You might have noticed that the arrows don’t go through the switch. That is because L2 devices, such as switches and access points, don’t have IP addresses or routing tables. They are effectively transparent for the route visualization algorithm. The visualizer could, in theory, know that the packets will take a path that goes through the switch. However, in the general case, there may be multiple interconnected switches and multiple paths that the packets can take, making the visualization a complicated issue.

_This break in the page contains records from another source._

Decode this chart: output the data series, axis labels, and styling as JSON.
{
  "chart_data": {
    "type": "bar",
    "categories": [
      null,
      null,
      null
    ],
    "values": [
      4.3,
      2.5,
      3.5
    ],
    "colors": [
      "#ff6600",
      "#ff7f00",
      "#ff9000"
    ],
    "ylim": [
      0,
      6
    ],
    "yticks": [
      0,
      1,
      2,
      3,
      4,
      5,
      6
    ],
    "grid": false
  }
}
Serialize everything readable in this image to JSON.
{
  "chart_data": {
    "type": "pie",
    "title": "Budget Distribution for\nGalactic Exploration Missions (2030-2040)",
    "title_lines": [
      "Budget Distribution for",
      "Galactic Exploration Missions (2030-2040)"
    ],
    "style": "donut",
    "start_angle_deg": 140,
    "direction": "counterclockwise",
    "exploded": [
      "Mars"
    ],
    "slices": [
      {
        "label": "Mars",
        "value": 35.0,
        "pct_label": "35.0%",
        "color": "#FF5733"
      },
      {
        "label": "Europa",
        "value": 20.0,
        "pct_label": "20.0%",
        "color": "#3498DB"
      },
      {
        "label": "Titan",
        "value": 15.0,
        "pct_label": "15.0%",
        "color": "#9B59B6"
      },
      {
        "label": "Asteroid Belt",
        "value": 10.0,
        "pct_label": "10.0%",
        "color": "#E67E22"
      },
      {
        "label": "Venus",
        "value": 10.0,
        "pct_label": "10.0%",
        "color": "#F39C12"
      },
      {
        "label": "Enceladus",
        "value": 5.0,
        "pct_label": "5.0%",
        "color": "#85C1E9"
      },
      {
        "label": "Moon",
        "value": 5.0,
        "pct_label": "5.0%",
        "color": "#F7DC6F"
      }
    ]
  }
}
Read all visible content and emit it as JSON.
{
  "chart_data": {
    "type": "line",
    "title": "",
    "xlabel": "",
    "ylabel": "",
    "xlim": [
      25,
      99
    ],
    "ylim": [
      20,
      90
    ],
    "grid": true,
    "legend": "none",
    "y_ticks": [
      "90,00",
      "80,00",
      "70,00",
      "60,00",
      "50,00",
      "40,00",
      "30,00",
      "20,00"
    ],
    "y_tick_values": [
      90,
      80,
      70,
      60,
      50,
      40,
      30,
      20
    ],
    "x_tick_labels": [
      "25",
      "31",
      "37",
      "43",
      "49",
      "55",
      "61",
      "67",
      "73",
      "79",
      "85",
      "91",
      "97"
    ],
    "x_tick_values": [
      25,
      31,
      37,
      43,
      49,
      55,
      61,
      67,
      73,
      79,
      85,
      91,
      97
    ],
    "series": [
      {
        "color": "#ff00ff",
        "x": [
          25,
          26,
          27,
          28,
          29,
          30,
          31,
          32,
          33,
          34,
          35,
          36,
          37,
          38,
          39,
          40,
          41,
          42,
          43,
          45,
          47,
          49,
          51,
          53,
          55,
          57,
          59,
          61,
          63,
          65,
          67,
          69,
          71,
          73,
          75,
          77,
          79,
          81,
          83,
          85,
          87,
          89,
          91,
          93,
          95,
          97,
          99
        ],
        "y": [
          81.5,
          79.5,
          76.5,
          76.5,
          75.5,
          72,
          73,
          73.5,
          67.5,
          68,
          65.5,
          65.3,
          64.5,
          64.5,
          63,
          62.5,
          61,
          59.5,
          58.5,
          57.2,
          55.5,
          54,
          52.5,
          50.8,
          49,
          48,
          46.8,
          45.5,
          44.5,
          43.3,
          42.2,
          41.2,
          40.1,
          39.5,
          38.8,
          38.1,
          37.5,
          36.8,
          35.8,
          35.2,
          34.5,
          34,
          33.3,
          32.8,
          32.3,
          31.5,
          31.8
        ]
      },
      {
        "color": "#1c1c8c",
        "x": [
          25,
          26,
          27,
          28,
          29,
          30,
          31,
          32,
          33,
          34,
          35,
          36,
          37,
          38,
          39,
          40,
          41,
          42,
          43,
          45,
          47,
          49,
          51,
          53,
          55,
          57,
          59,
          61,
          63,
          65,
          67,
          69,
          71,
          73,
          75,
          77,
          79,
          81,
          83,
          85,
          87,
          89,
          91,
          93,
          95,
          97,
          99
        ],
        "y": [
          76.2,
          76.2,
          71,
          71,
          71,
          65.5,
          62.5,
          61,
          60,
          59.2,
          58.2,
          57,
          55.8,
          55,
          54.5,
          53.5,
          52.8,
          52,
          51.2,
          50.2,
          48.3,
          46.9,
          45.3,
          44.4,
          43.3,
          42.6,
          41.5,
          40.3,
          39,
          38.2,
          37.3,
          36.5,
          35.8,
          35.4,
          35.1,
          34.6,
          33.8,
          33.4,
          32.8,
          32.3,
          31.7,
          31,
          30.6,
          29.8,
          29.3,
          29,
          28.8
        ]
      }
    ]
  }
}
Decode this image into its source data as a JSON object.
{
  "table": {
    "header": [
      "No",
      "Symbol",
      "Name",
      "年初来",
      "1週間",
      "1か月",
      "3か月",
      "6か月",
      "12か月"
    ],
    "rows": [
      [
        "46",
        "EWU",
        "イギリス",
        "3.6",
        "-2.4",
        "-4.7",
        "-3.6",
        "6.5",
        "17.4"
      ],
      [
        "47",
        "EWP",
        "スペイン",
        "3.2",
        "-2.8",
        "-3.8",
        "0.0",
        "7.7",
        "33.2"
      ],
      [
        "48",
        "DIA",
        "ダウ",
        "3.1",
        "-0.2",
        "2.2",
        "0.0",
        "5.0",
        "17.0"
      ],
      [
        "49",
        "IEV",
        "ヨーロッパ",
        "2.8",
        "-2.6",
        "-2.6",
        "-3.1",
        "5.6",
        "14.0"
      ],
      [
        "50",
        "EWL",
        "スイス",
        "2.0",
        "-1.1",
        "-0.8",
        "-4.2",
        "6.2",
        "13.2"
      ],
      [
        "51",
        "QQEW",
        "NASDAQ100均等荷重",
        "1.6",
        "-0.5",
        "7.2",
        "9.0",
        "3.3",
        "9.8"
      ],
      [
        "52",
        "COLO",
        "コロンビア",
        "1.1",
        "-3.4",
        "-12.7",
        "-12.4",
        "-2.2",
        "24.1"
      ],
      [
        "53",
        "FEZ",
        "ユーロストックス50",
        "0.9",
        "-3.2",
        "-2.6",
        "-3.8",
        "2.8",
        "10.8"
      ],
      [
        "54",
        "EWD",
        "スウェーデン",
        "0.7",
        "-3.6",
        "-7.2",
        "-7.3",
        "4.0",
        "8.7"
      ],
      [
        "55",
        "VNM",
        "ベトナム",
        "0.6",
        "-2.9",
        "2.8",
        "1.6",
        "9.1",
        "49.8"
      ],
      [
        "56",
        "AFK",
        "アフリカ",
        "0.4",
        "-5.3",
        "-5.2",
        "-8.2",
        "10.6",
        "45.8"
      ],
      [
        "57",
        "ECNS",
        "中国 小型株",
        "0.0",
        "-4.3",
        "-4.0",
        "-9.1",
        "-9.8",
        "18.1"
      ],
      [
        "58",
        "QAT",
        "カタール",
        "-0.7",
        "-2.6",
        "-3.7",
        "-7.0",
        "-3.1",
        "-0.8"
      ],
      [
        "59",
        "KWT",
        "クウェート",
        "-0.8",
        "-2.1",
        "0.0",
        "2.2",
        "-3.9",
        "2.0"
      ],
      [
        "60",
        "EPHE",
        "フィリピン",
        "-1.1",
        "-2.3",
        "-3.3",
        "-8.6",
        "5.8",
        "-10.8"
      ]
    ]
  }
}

Filtered routing table visualization¶

The example simulation can be run by choosing the Filtered configuration from the ini file. This example simulation only visualizes the routes going from host2 to host3. First, the destinationFilter parameter is set to host3. To narrow down the visualized routes to the ones that lead from host2, the nodeFilter parameter is specified as "host2 or host3 or router". (One could also write "not(host1 or host4)" for the same effect.) Note that router needs to be included because the route from host2 to host3 leads through it.

The visualized routing entries look like the following:

The visualizer’s parameters can be changed in the runtime environment, and the changes take effect immediately. Just select the RoutingTableVisualizer module, and the parameters are listed in the inspector panel:

Visualizing changing routing tables¶

The examples so far have had static routes, but in many scenarios, routing tables change dynamically. In the following example simulation, the routing tables are changed by AODV (Advanced On-Demand Vector Routing Protocol). The simulation can be run by choosing the Dynamic configuration from the ini file.

The network contains a series of AodvRouter’s. These are mobile hosts that have AODV and IP forwarding enabled. Six of the hosts are laid out in a chain and are stationary. Their communication ranges are specified so that each host can only reach the adjacent hosts. destinationHost moves up and down along the chain and is only in the communication range of one or two nearby hosts.

We want the AODV protocol to configure the routing tables, so the network configurator is instructed not to add static routes. sourceHost is configured to ping destinationHost. Since each host is capable of reaching the adjacent hosts only, the ping packets are relayed to destinationHost through the chain. As the network topology changes because of node mobility, the AODV protocol dynamically configures the routing tables. To reduce clutter, we set the destinationFilter parameter of the visualizer to "destinationHost".

The following animation depicts what happens when the simulation is run.

When destinationHost starts to move downwards, packets get routed along the chain to the host that is currently adjacent to destinationHost. Finally, this host relays the packets to destinationHost. As the node moves, routing tables are kept up to date by AODV to relay the packets along the chain to destinationHost. On the way back, the lower hosts are not taking part of the packet relay, and the unused entries remain in their routing tables for a while, then they time out and are removed. When destinationHost gets to the top of the scene, the process starts over again. The visualizer continually reacts to changes in the routing tables and updates the visualization accordingly.